Taylor: Quick test for good and bad

You can’t legislate good. Or goodness, if you prefer. You can only legislate against badness.

I think I may have discovered a fundamental law of the universe.

OK, maybe not the universe. But at least of human affairs.

And that law is—You can’t legislate good. Or goodness, if you prefer. You can only legislate against badness.

Think about it—our criminal and civil codes are all about things that you can’t or shouldn’t do to another person. You can’t kill them. Hurt them. Cheat them. Oppress them. Conspire against them.

And we can enforce—more or less effectively—those prohibitions.

But you cannot pass laws that will make people be kind to each other. You can’t make them love each other. You can’t make them thoughtful, considerate, or sensitive.

You can pass laws that will tax part of everyone’s income and turn the money over to a worthy cause—be that cause education, health care, or (as in Germany) the established churches. But you cannot write laws that will make people generous. As soon as the donation becomes mandatory, it ceases to be generosity.

You can penalize promiscuity; you cannot mandate morality.

Goodness, kindness, love—these are always voluntary.

St. Paul listed desirable attributes in a Christian—none of them can be enforced.

The closest thing to a command to be good comes from the Hebrew book of Leviticus, later quoted by Jesus: “You shall love your neighbour as yourself.”

It’s like the variants of the Golden Rule, found in every religion and culture: “Treat others as you would want them to treat you.”

Neither of those admonitions can be imposed.
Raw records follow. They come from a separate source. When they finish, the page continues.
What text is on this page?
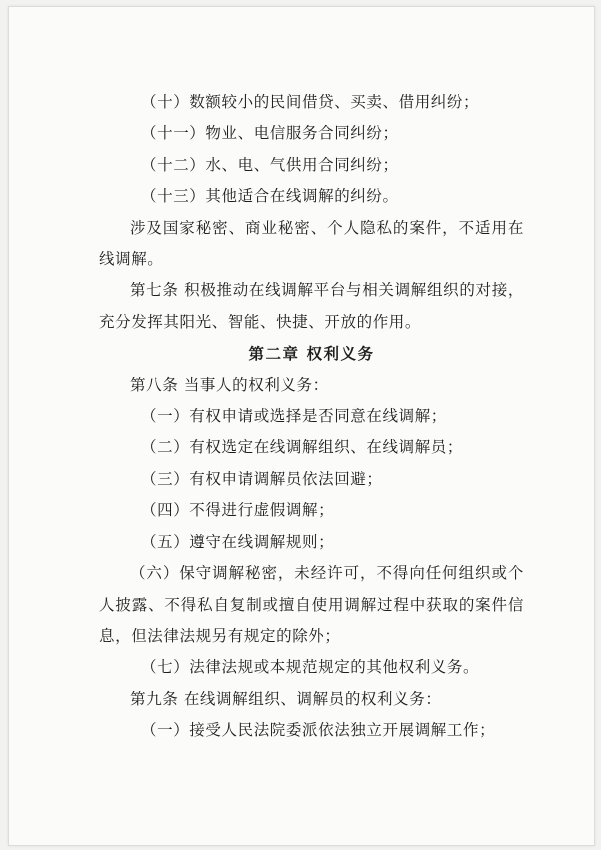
（十）数额较小的民间借贷、买卖、借用纠纷；

（十一）物业、电信服务合同纠纷；

（十二）水、电、气供用合同纠纷；

（十三）其他适合在线调解的纠纷。

涉及国家秘密、商业秘密、个人隐私的案件，不适用在线调解。

第七条 积极推动在线调解平台与相关调解组织的对接，充分发挥其阳光、智能、快捷、开放的作用。

第二章 权利义务

第八条 当事人的权利义务：

（一）有权申请或选择是否同意在线调解；

（二）有权选定在线调解组织、在线调解员；

（三）有权申请调解员依法回避；

（四）不得进行虚假调解；

（五）遵守在线调解规则；

（六）保守调解秘密，未经许可，不得向任何组织或个人披露、不得私自复制或擅自使用调解过程中获取的案件信息，但法律法规另有规定的除外；

（七）法律法规或本规范规定的其他权利义务。

第九条 在线调解组织、调解员的权利义务：

（一）接受人民法院委派依法独立开展调解工作；
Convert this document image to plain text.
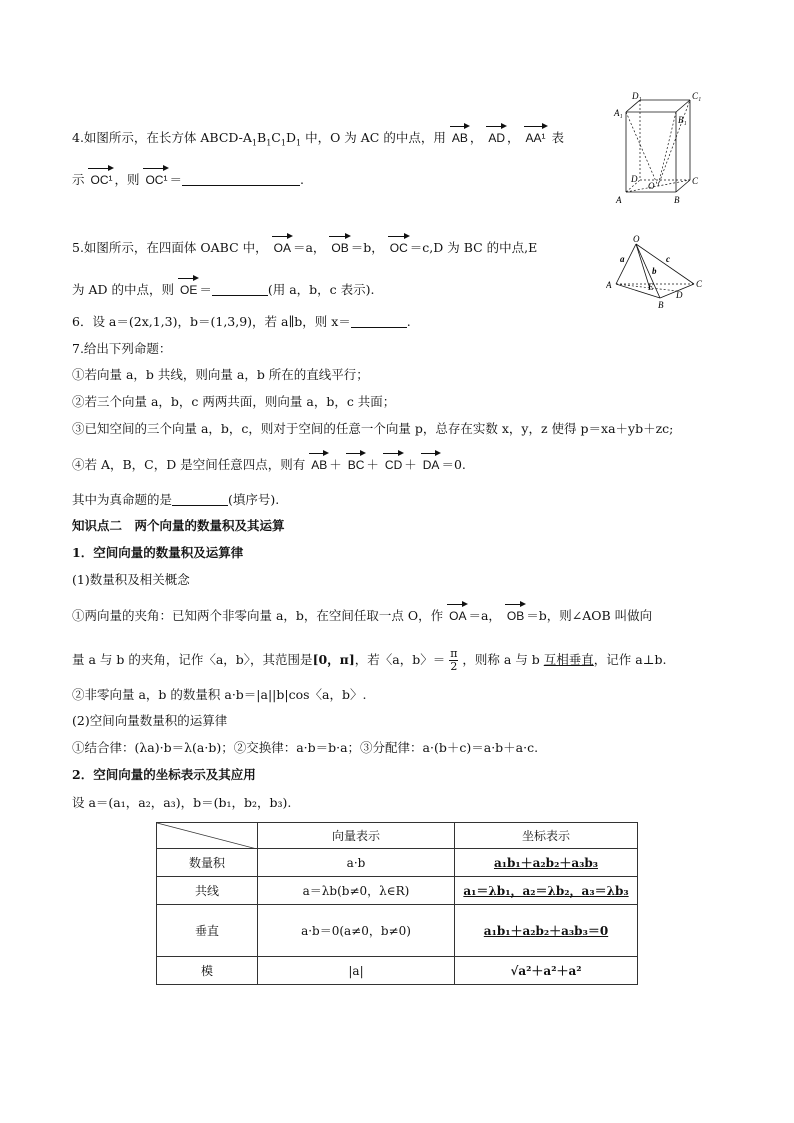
4.如图所示，在长方体 ABCD-$A_1B_1C_1D_1$ 中，O 为 AC 的中点，用 AB ， AD ， AA¹ 表
示 OC¹ ，则 OC¹ ＝	.
D₁	C₁
A₁
B₁
D
O	C
A	B
5.如图所示，在四面体 OABC 中， OA ＝a， OB ＝b， OC ＝c,D 为 BC 的中点,E
为 AD 的中点，则 OE ＝	(用 a，b，c 表示).
O
a	c
b
A	E	C
D
B
6．设 a＝(2x,1,3)，b＝(1,3,9)，若 a∥b，则 x＝	.
7.给出下列命题：
①若向量 a，b 共线，则向量 a，b 所在的直线平行；
②若三个向量 a，b，c 两两共面，则向量 a，b，c 共面；
③已知空间的三个向量 a，b，c，则对于空间的任意一个向量 p，总存在实数 x，y，z 使得 p＝xa＋yb＋zc;
④若 A，B，C，D 是空间任意四点，则有 AB ＋ BC ＋ CD ＋ DA ＝0.
其中为真命题的是	(填序号).
知识点二　两个向量的数量积及其运算
1．空间向量的数量积及运算律
(1)数量积及相关概念
①两向量的夹角：已知两个非零向量 a，b，在空间任取一点 O，作 OA ＝a， OB ＝b，则∠AOB 叫做向
量 a 与 b 的夹角，记作〈a，b〉，其范围是[0，π]，若〈a，b〉＝ $\frac{\pi}{2}$ ，则称 a 与 b 互相垂直，记作 a⊥b.
②非零向量 a，b 的数量积 a·b＝|a||b|cos〈a，b〉.
(2)空间向量数量积的运算律
①结合律：(λa)·b＝λ(a·b)；②交换律：a·b＝b·a；③分配律：a·(b＋c)＝a·b＋a·c.
2．空间向量的坐标表示及其应用
设 a＝(a₁，a₂，a₃)，b＝(b₁，b₂，b₃).
	向量表示	坐标表示
数量积	a·b	a₁b₁＋a₂b₂＋a₃b₃
共线	a＝λb(b≠0，λ∈R)	a₁＝λb₁，a₂＝λb₂，a₃＝λb₃
垂直	a·b＝0(a≠0，b≠0)	a₁b₁＋a₂b₂＋a₃b₃＝0
模	|a|	√a²＋a²＋a²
Not even by God, it would seem. The best they can do is create a climate in which people feel social pressure to conform to certain standards.
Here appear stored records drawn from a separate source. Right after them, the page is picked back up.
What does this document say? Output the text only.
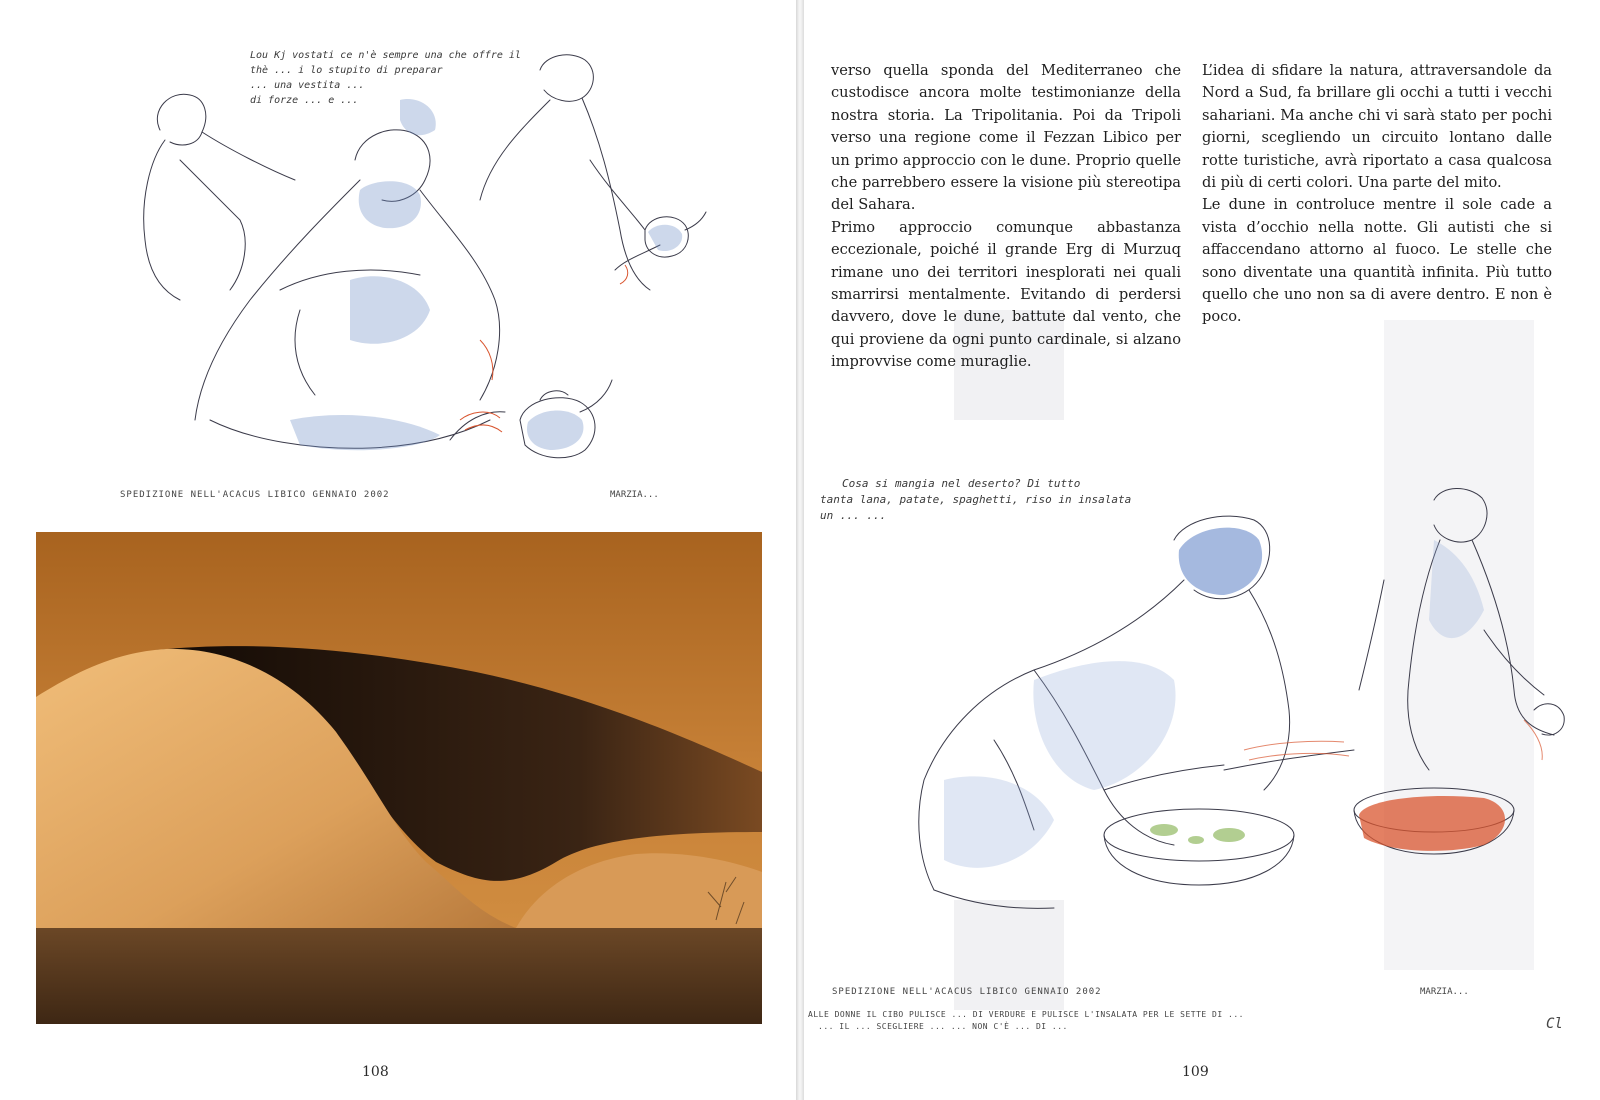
Lou Kj vostati ce n'è sempre una che offre il
thè ... i lo stupito di preparar
... una vestita ...
di forze ... e ...
SPEDIZIONE NELL'ACACUS LIBICO GENNAIO 2002	MARZIA...
108

verso quella sponda del Mediterraneo che custodisce ancora molte testimonianze della nostra storia. La Tripolitania. Poi da Tripoli verso una regione come il Fezzan Libico per un primo approccio con le dune. Proprio quelle che parrebbero essere la visione più stereotipa del Sahara.

Primo approccio comunque abbastanza eccezionale, poiché il grande Erg di Murzuq rimane uno dei territori inesplorati nei quali smarrirsi mentalmente. Evitando di perdersi davvero, dove le dune, battute dal vento, che qui proviene da ogni punto cardinale, si alzano improvvise come muraglie.

L’idea di sfidare la natura, attraversandole da Nord a Sud, fa brillare gli occhi a tutti i vecchi sahariani. Ma anche chi vi sarà stato per pochi giorni, scegliendo un circuito lontano dalle rotte turistiche, avrà riportato a casa qualcosa di più di certi colori. Una parte del mito.

Le dune in controluce mentre il sole cade a vista d’occhio nella notte. Gli autisti che si affaccendano attorno al fuoco. Le stelle che sono diventate una quantità infinita. Più tutto quello che uno non sa di avere dentro. E non è poco.

Cosa si mangia nel deserto? Di tutto
tanta lana, patate, spaghetti, riso in insalata
un ... ...
SPEDIZIONE NELL'ACACUS LIBICO GENNAIO 2002	MARZIA...
ALLE DONNE IL CIBO PULISCE ... DI VERDURE E PULISCE L'INSALATA PER LE SETTE DI ...
... IL ... SCEGLIERE ... ... NON C'È ... DI ...	Cl
109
And even conformity may be mistaken. White South Africans conformed, for generations, by treating black people like cockroaches. Devout Hindus still maintain an equally punitive caste system. Some churches and religions apply a kind of gender apartheid to women.

Admittedly, my thesis has fuzzy edges. China bans additional children; the Vatican bans devices to restrict children. Some states prohibit abortion, even for forced sex; others use abortion to undo overly voluntary sex. Judaism prescribes genital mutilation for males; some other societies, for females.

Because these are all imposed, my “law” would consider all of them wrong.

I suspect that I have always rebelled against arbitrary rules and regulations. At times, when I worked in corporate environments, I admit that I did my best to subvert the petty procedures that sprout like mushrooms in the compost of bureaucracies.

I would love to live in a world that didn’t require rules and regulations at all. Where each person was sufficiently concerned about each other person’s welfare that we didn’t need punitive laws to prevent us from harming each other.

Unfortunately, we don’t live in that kind of world.

At least my principle gives me a quick test for distinguishing right from wrong, good from bad. If it can be legislated against, it’s probably bad. If it can’t be enforced, it’s probably good.